Calling that thrives on calls
Customer services like call centres are likely to generate 2,83,000 jobs by 2008 despite the reservations expressed in certain US quarters. With many call centres adopting measures to check the rising attrition rate and high stress levels, the BPO sector promises rapid and sustainable career growth, writes Shveta Pathak
THEY are the creatures of the night. At first glance, you might mistake them for a bunch of party animals hurtling at breakneck speed to a country club. But peer closely: you are looking at a bunch of determined go-getters hurrying to their place of work to meet customer orders in different international time zones.
Mostly in their 20s, these trained professionals are leading a life their forefathers could only dream of. For instance, they don’t have to wait till the end of the month to pocket their allowance; nor will they have to slog till they are in their 40s for the good life to begin.
Welcome to the Business Process Outsourcing (BPO) industry — the burgeoning call centre sector largely manned by youngsters in their 20s. Any graduate in his 20s from any stream, having a command over the English language and possessing verbal communication skills is eligible to knock at the portals of a BPO unit.
The rewards are a
carry-home pay packet of Rs 8,000-Rs 10,000, free pickup,
on-the-house meals, board and lodging. And this is for starters. You
could be a director in eight years, which would mean a takeaway deal
close to Rs 25-30 lakh per annum! Says Rashmi Soni, Team Head,
Employee Communication, Hughes BPO Services, "If one is good,
the BPO industry offers the fastest growth in the shortest possible
time.’’ Adds Rakesh Tulli, an avid BPO watcher, ‘‘Each time
you climb the corporate ladder, the salary jumps by 8 to 10 per
cent, or even more. By the time one is sitting in the boardroom with
senior managers, the pay could be around Rs 25,000 to Rs 30,000 per
It is not just money alone. The call centres offer an "exciting and pulsating" work environment with frills like cafetarias, gymnasiums, bowling alleys and excursions thrown in. Says Hena Alam of Keane Worldzen, "The culture of cafetarias and gymnasiums is a highly effective way of keeping the employees charged up. After the slog hours, it is party time.’’ The job environment and ambience in India, she adds, is far better than that in the US or the UK, from where BPO work is primarily outsourced.

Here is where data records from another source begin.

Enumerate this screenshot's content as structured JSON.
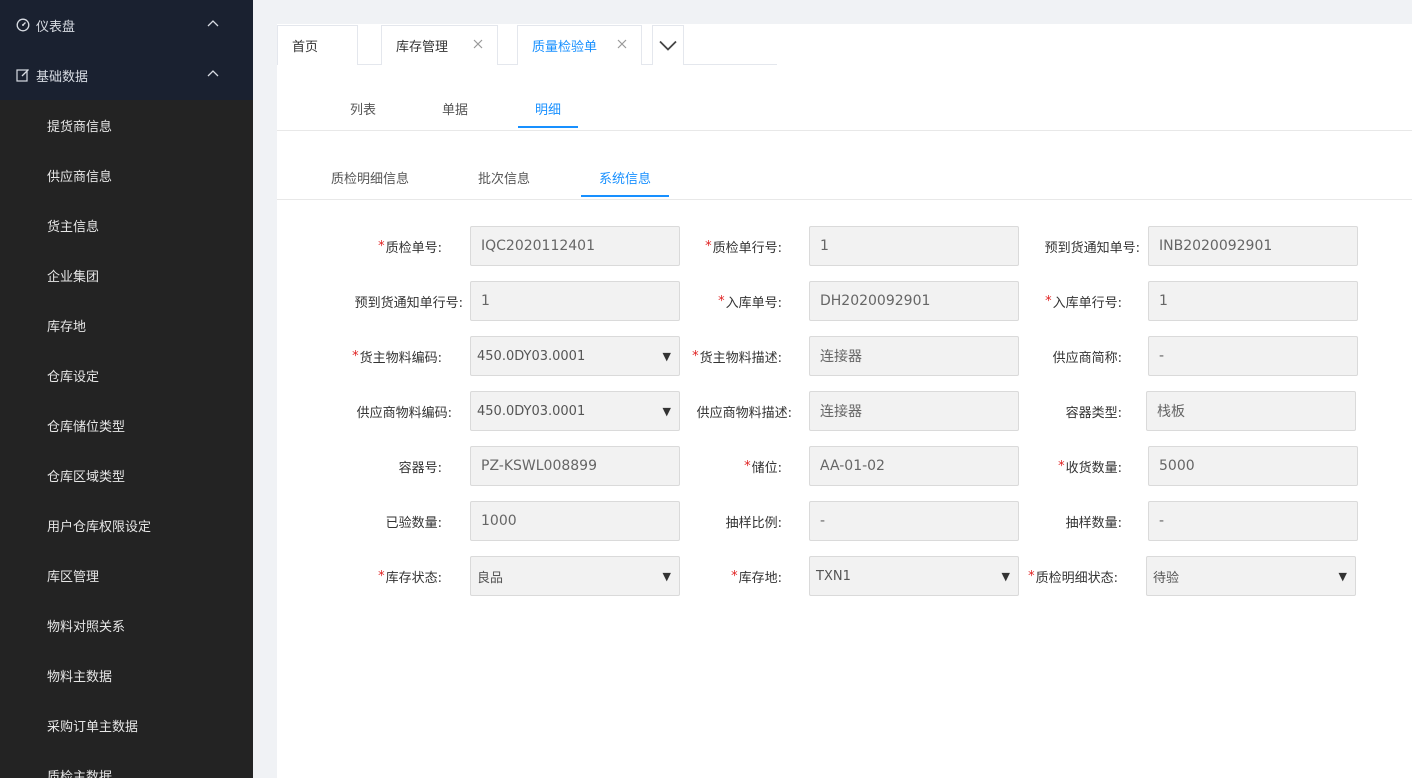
{
  "sidebar": {
    "groups": [
      {
        "label": "仪表盘",
        "icon": "dashboard-icon"
      },
      {
        "label": "基础数据",
        "icon": "edit-icon"
      }
    ],
    "items": [
      "提货商信息",
      "供应商信息",
      "货主信息",
      "企业集团",
      "库存地",
      "仓库设定",
      "仓库储位类型",
      "仓库区域类型",
      "用户仓库权限设定",
      "库区管理",
      "物料对照关系",
      "物料主数据",
      "采购订单主数据",
      "质检主数据"
    ]
  },
  "page_tabs": [
    "首页",
    "库存管理",
    "质量检验单"
  ],
  "sub_tabs": [
    "列表",
    "单据",
    "明细"
  ],
  "detail_tabs": [
    "质检明细信息",
    "批次信息",
    "系统信息"
  ],
  "form": {
    "f1": {
      "label": "质检单号:",
      "value": "IQC2020112401"
    },
    "f2": {
      "label": "质检单行号:",
      "value": "1"
    },
    "f3": {
      "label": "预到货通知单号:",
      "value": "INB2020092901"
    },
    "f4": {
      "label": "预到货通知单行号:",
      "value": "1"
    },
    "f5": {
      "label": "入库单号:",
      "value": "DH2020092901"
    },
    "f6": {
      "label": "入库单行号:",
      "value": "1"
    },
    "f7": {
      "label": "货主物料编码:",
      "value": "450.0DY03.0001"
    },
    "f8": {
      "label": "货主物料描述:",
      "value": "连接器"
    },
    "f9": {
      "label": "供应商简称:",
      "value": "-"
    },
    "f10": {
      "label": "供应商物料编码:",
      "value": "450.0DY03.0001"
    },
    "f11": {
      "label": "供应商物料描述:",
      "value": "连接器"
    },
    "f12": {
      "label": "容器类型:",
      "value": "栈板"
    },
    "f13": {
      "label": "容器号:",
      "value": "PZ-KSWL008899"
    },
    "f14": {
      "label": "储位:",
      "value": "AA-01-02"
    },
    "f15": {
      "label": "收货数量:",
      "value": "5000"
    },
    "f16": {
      "label": "已验数量:",
      "value": "1000"
    },
    "f17": {
      "label": "抽样比例:",
      "value": "-"
    },
    "f18": {
      "label": "抽样数量:",
      "value": "-"
    },
    "f19": {
      "label": "库存状态:",
      "value": "良品"
    },
    "f20": {
      "label": "库存地:",
      "value": "TXN1"
    },
    "f21": {
      "label": "质检明细状态:",
      "value": "待验"
    }
  },
  "required_mark": "*",
  "select_caret": "▼",
  "colors": {
    "accent": "#1890ff",
    "required": "#e02020",
    "sidebar_bg": "#232323",
    "sidebar_group_bg": "#1a2130"
  }
}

As per industry estimates, customer interaction services, including call centres, are likely to generate employment for 2,83,000 youngsters by 2008, as against only 16,000 in 2001. Recent studies conducted by Nasscom say that the ITES-BPO segment will be the springboard of growth of the Indian ICT market, sustaining a growth rate as high as 40 per cent. Given the strategic cost advantage India enjoys the bubble is unlikely to burst.
Indian call centres are not restricting themselves to providing services only in English but also offering services in Spanish, French and German.
Forever a graduate
But this does not mean that you can be content being a graduate all your life. You need to keep acquiring educational and professional qualifications. "A director with a big company cannot be just a graduate," explains Hena.
While as an agent you would be handling call volumes and providing customer service, as a director you would be involved in overall functioning and decision-making."
To tackle the menace of attrition, the big companies have started exploring the possibility of moving out of metros. Not only does the problem of attrition get addressed in smaller cities like Ludhiana, but it is a more cost-effective option as well. That explains the success of call centres in cities like Chandigarh and Jalandhar.
So, what are you
waiting for? Just walk in for an on-the-spot interview.